Offset lithography is a common method of printing today. (For the purposes hereof, the terms “printing” and “marking” are interchangeable.) In a typical lithographic process, an image transfer element or imaging plate, which may be a flat plate-like structure, the surface of a cylinder, or belt, etc., is configured to have “image regions” formed of hydrophobic and oleophilic material, and “non-image regions” formed of a hydrophilic material. The image regions are regions corresponding to the areas on the final print (i.e., the target substrate) that are occupied by a printing or marking material such as ink, whereas the non-image regions are the regions corresponding to the areas on the final print that are not occupied by said marking material. The hydrophilic regions accept and are readily wetted by a water-based fluid, commonly referred to as a fountain solution or dampening fluid (typically consisting of water and a small amount of alcohol as well as other additives and/or surfactants to, for example, reduce surface tension). The hydrophobic regions repel fountain solution and accept ink, whereas the fountain solution formed over the hydrophilic regions forms a fluid “release layer” for rejecting ink. Therefore, the hydrophilic regions of the imaging plate correspond to unprinted areas, or “non-image areas”, of the final print.

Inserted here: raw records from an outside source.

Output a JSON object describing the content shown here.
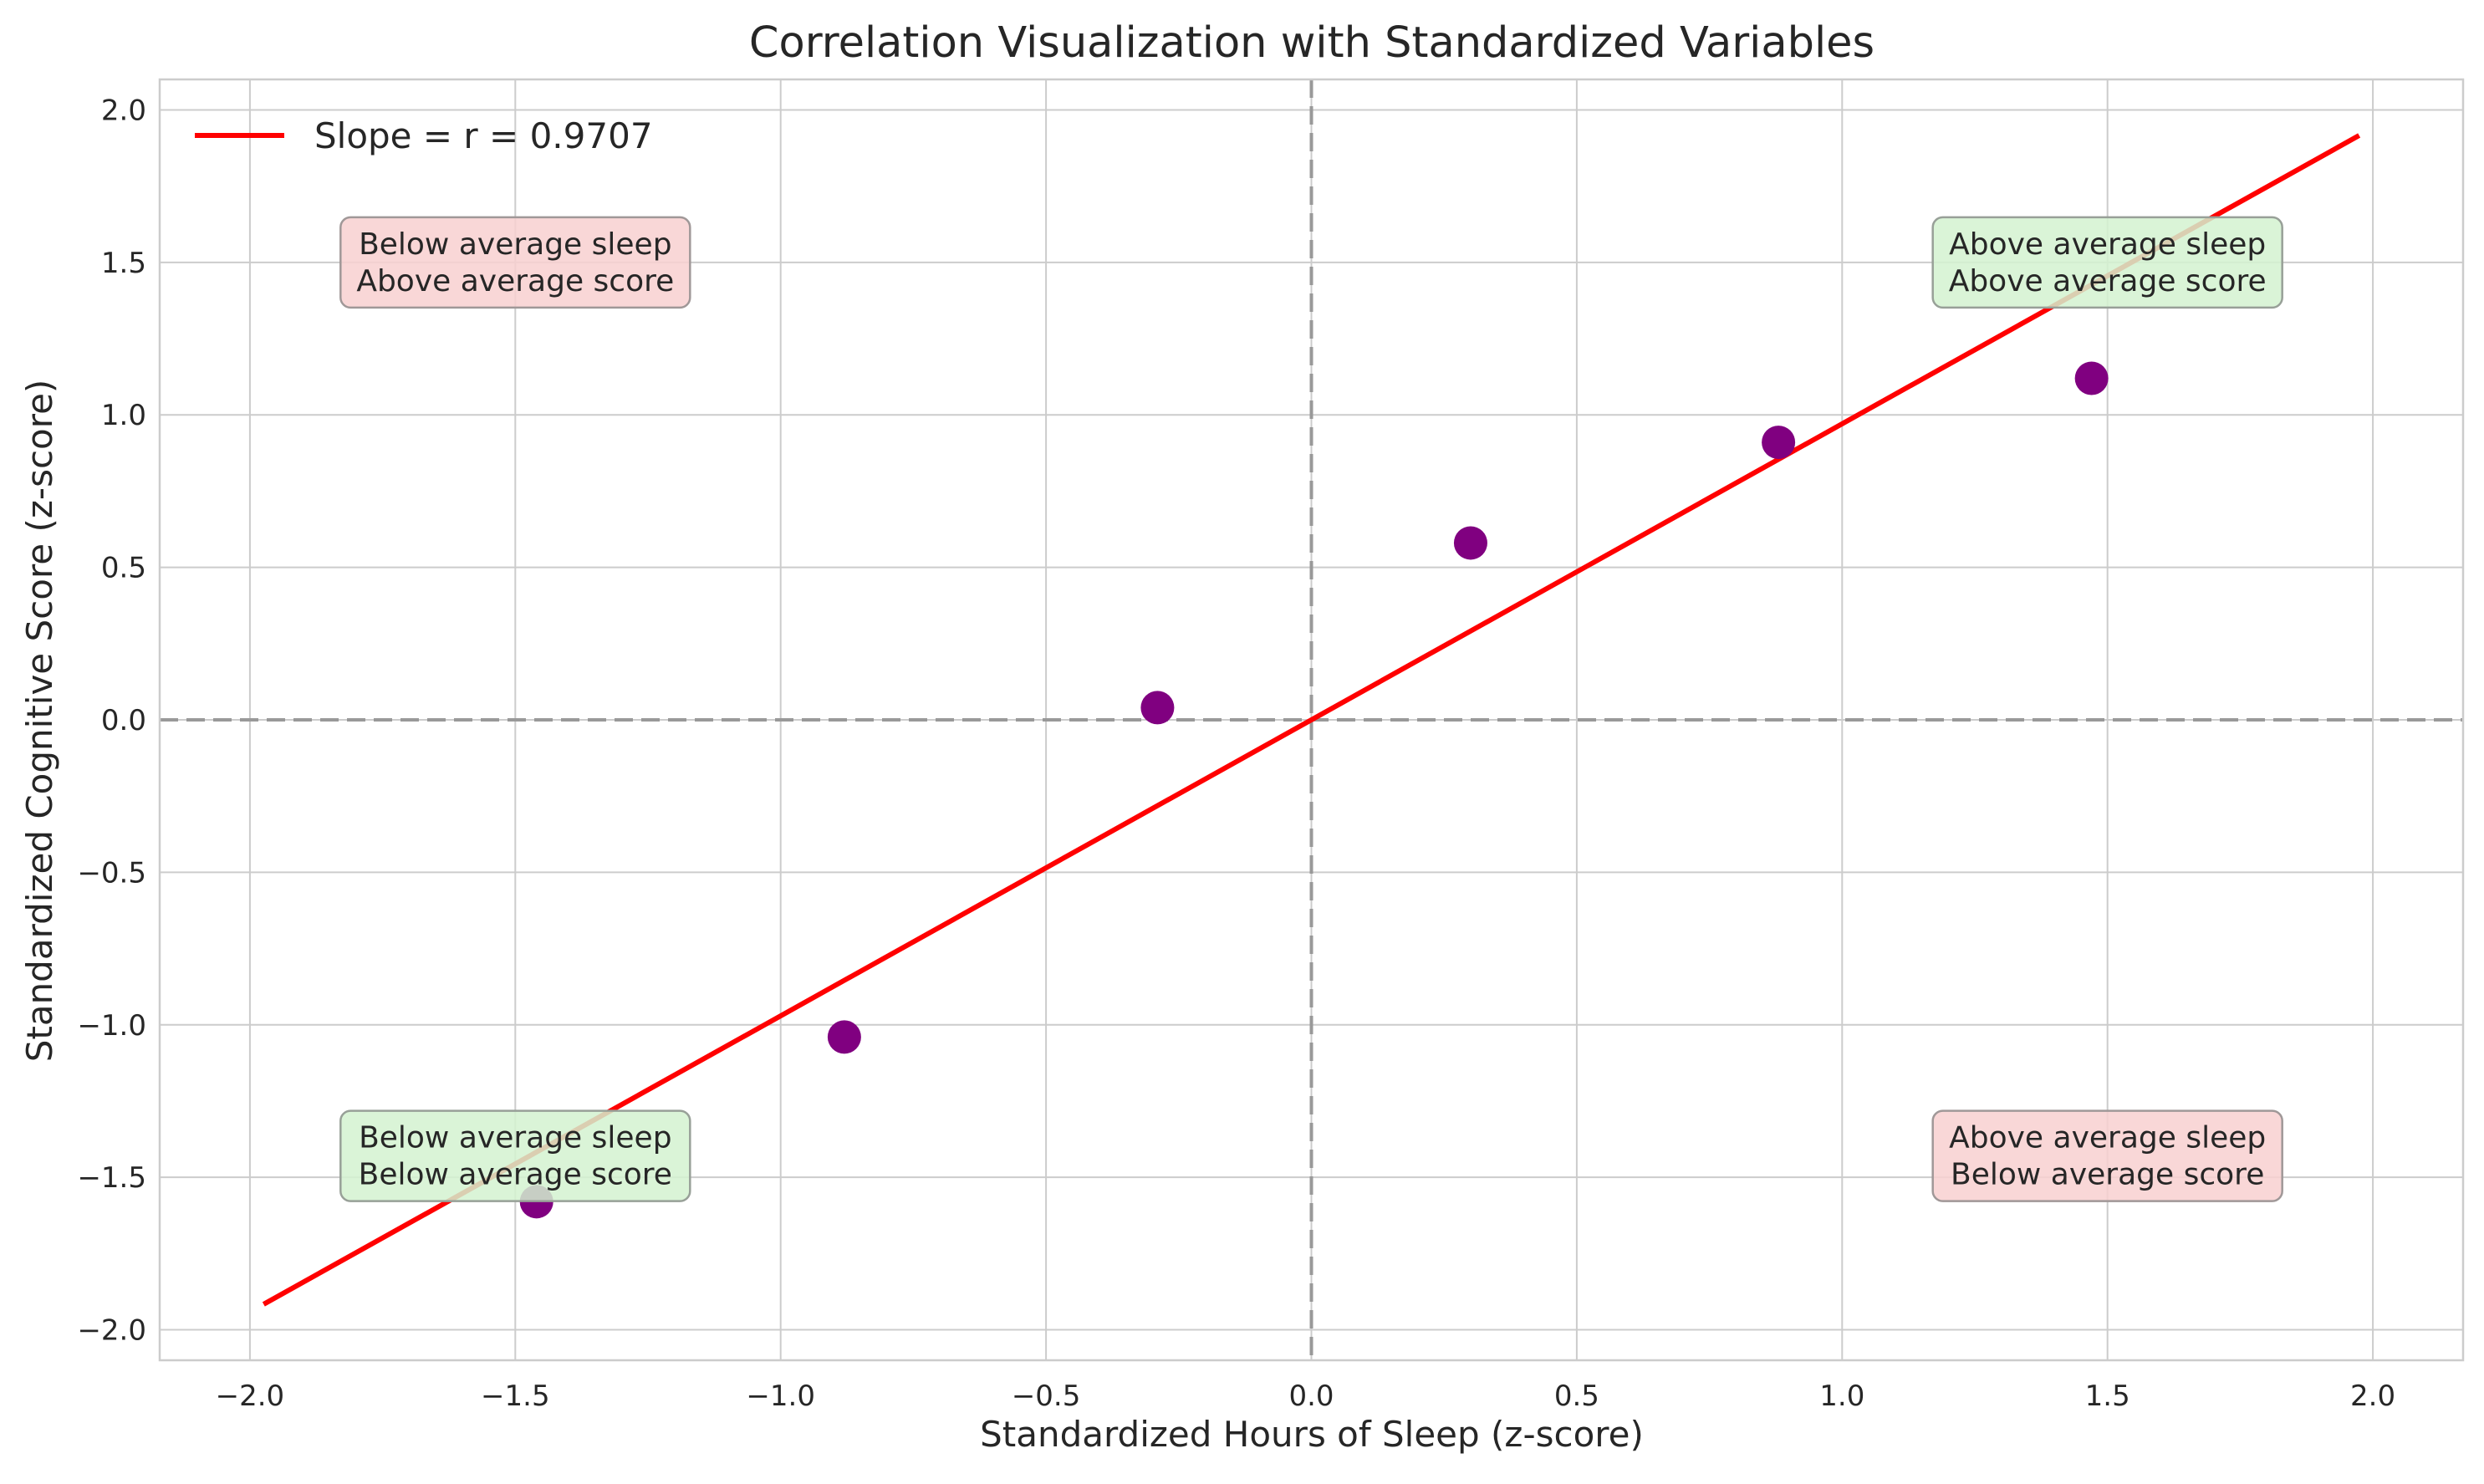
{
  "chart_data": {
    "type": "scatter",
    "title": "Correlation Visualization with Standardized Variables",
    "xlabel": "Standardized Hours of Sleep (z-score)",
    "ylabel": "Standardized Cognitive Score (z-score)",
    "xlim": [
      -2.17,
      2.17
    ],
    "ylim": [
      -2.1,
      2.1
    ],
    "grid": true,
    "legend_placement": "top-left",
    "xticks": [
      -2.0,
      -1.5,
      -1.0,
      -0.5,
      0.0,
      0.5,
      1.0,
      1.5,
      2.0
    ],
    "yticks": [
      -2.0,
      -1.5,
      -1.0,
      -0.5,
      0.0,
      0.5,
      1.0,
      1.5,
      2.0
    ],
    "xtick_labels": [
      "−2.0",
      "−1.5",
      "−1.0",
      "−0.5",
      "0.0",
      "0.5",
      "1.0",
      "1.5",
      "2.0"
    ],
    "ytick_labels": [
      "−2.0",
      "−1.5",
      "−1.0",
      "−0.5",
      "0.0",
      "0.5",
      "1.0",
      "1.5",
      "2.0"
    ],
    "series": [
      {
        "kind": "scatter",
        "color": "#800080",
        "points": [
          {
            "x": -1.46,
            "y": -1.58
          },
          {
            "x": -0.88,
            "y": -1.04
          },
          {
            "x": -0.29,
            "y": 0.04
          },
          {
            "x": 0.3,
            "y": 0.58
          },
          {
            "x": 0.88,
            "y": 0.91
          },
          {
            "x": 1.47,
            "y": 1.12
          }
        ]
      },
      {
        "kind": "line",
        "name": "Slope = r = 0.9707",
        "color": "#ff0000",
        "slope": 0.9707,
        "x_range": [
          -1.97,
          1.97
        ]
      }
    ],
    "reference_lines": [
      {
        "axis": "y",
        "value": 0.0,
        "style": "dashed",
        "color": "#999999"
      },
      {
        "axis": "x",
        "value": 0.0,
        "style": "dashed",
        "color": "#999999"
      }
    ],
    "annotations": [
      {
        "lines": [
          "Below average sleep",
          "Above average score"
        ],
        "x": -1.5,
        "y": 1.5,
        "fill": "#f8d0d0",
        "stroke": "#a09898"
      },
      {
        "lines": [
          "Above average sleep",
          "Above average score"
        ],
        "x": 1.5,
        "y": 1.5,
        "fill": "#d4f2d0",
        "stroke": "#98a098"
      },
      {
        "lines": [
          "Below average sleep",
          "Below average score"
        ],
        "x": -1.5,
        "y": -1.43,
        "fill": "#d4f2d0",
        "stroke": "#98a098"
      },
      {
        "lines": [
          "Above average sleep",
          "Below average score"
        ],
        "x": 1.5,
        "y": -1.43,
        "fill": "#f8d0d0",
        "stroke": "#a09898"
      }
    ]
  }
}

The ink may be transferred directly to a substrate, such as paper, or may be applied to an intermediate surface, such as an offset (or blanket) cylinder in an offset printing system. In the latter case, the offset cylinder is covered with a conformable coating or sleeve with a surface that can conform to the texture of the substrate, which may have surface peak-to-valley depth somewhat greater than the surface peak-to-valley depth of the imaging blanket. Sufficient pressure is used to transfer the image from the blanket or offset cylinder to the substrate.
The above-described lithographic and offset printing techniques utilize plates which are permanently patterned with the image to be printed (or its negative), and are therefore useful only when printing a large number of copies of the same image (long print runs), such as magazines, newspapers, and the like. These methods do not permit printing a different pattern from one page to the next (referred to herein as variable printing) without removing and replacing the print cylinder and/or the imaging plate (i.e., the technique cannot accommodate true high speed variable printing wherein the image changes from impression to impression, for example, as in the case of digital printing systems).
Efforts have been made to create lithographic and offset printing systems for variable data. One example is disclosed in U.S. Patent Application Publication No. 2012/0103212 A1 (the '212 Publication) published May 3, 2012, and based on U.S. patent application Ser. No. 13/095,714, which is commonly assigned, and the disclosure of which is hereby incorporated by reference herein in its entirety, in which an intense energy source such as a laser is used to pattern-wise evaporate a fountain solution. The '212 publication discloses a family of variable data lithography devices that use a structure to perform both the functions of a traditional imaging plate and of a traditional blanket to retain a patterned fountain solution of dampening fluid for inking, and to delivering that ink pattern to a substrate. A blanket performing both of these functions is referred to herein as an imaging blanket. The imaging blanket retains a fountain solution, requiring that its surface have a selected texture.
Fluoroelastomers and fluoropolymers have been used in a variety of printing systems over the years. For example, fluoroelastomers have been used to form the reimageable surface layer in variable data lithography systems. Such reimageable surface layers have included Trifluorotoluene (TFT) as a solvent. However, the inventors found that TFT is not an environmentally friendly solvent and therefore is not manufacture friendly. Further, known crosslinkers such as XL-150 (available from Nusil) are expensive and, thus, undesirable. Also, the current formulations require vigorous shaking with a paint shaker for long hours (e.g., 6-8 hours) to disperse the carbon black in the formulation. Thus, a benefit could be provided by the development of a reimageable surface layer formulation with an environmentally friendly solvent and a crosslinking system that enables a scale-up process for manufacture. It would also be beneficial to provide a more manufacture friendly way of preparing the formulation.